It's that time of year, Murakami doesn't win the Nobel. But it always stirs up a lot of talk.
Asymtote have an interview with Murakami translator Jay Rubin:
The New Yorker has a Murakami short story translated by Ted Goossen:
And Granta have a piece written by Yukiko Motoya, translated by Asa Yoneda:
I've just finished Colorless Tsukuru Tazaki, and I've been thinking recently about the lack of critical reviews of translated works. There is usually a single line that mentions 'this is a translation' for good or bad, and nothing more is said. But a decent review of the work as a translation can be hard to do without falling down to nagging about word choice. I was pleased to see translator Philip Gabriel keeping some Japanese specific terms such as kotatsu, but bento was jarringly translated as boxed lunch, and it was also quite strange to see distances measured in miles and not kilometres. But how much do such word choices effect the reading experience for the majority of Murakami readers? Not much. One section of the novel deals with the use of the masculine pronoun ore and how that influences the relationship between Tazaki and Aka. Gabriel did quite well to explain the usage within the context of story. I enjoyed restraint of Colorless TsukuruTazaki much more than the sea of unnecessary text that was 1Q84.

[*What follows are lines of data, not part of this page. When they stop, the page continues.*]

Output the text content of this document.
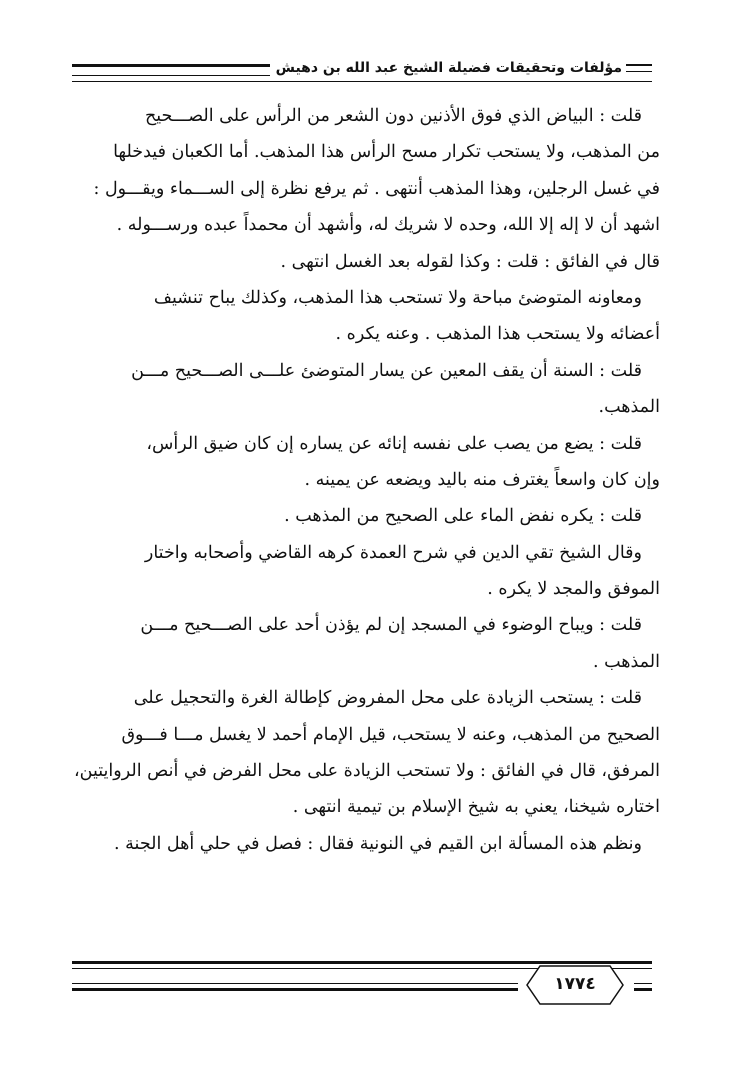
مؤلفات وتحقيقات فضيلة الشيخ عبد الله بن دهيش
قلت : البياض الذي فوق الأذنين دون الشعر من الرأس على الصـــحيح
من المذهب، ولا يستحب تكرار مسح الرأس هذا المذهب. أما الكعبان فيدخلها
في غسل الرجلين، وهذا المذهب أنتهى . ثم يرفع نظرة إلى الســـماء ويقـــول :
اشهد أن لا إله إلا الله، وحده لا شريك له، وأشهد أن محمداً عبده ورســـوله .
قال في الفائق : قلت : وكذا لقوله بعد الغسل انتهى .
ومعاونه المتوضئ مباحة ولا تستحب هذا المذهب، وكذلك يباح تنشيف
أعضائه ولا يستحب هذا المذهب . وعنه يكره .
قلت : السنة أن يقف المعين عن يسار المتوضئ علـــى الصـــحيح مـــن
المذهب.
قلت : يضع من يصب على نفسه إنائه عن يساره إن كان ضيق الرأس،
وإن كان واسعاً يغترف منه باليد ويضعه عن يمينه .
قلت : يكره نفض الماء على الصحيح من المذهب .
وقال الشيخ تقي الدين في شرح العمدة كرهه القاضي وأصحابه واختار
الموفق والمجد لا يكره .
قلت : ويباح الوضوء في المسجد إن لم يؤذن أحد على الصـــحيح مـــن
المذهب .
قلت : يستحب الزيادة على محل المفروض كإطالة الغرة والتحجيل على
الصحيح من المذهب، وعنه لا يستحب، قيل الإمام أحمد لا يغسل مـــا فـــوق
المرفق، قال في الفائق : ولا تستحب الزيادة على محل الفرض في أنص الروايتين،
اختاره شيخنا، يعني به شيخ الإسلام بن تيمية انتهى .
ونظم هذه المسألة ابن القيم في النونية فقال : فصل في حلي أهل الجنة .
١٧٧٤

I also recently read All You Need Is Kill, the acclaimed sci-fi novel behind the latest Tom Cruise movie, Edge of Tomorrow. The underlying storyline was quite interesting, but I was quite turned off by the immature characterisation and juvenile conversations. It felt more like Japanese high school 'light novel' drama pulp, unsatisfying as a sci-fi novel. It is rating very well over at Goodreads (4+), but if anyone can tell me why, I'd really like to know.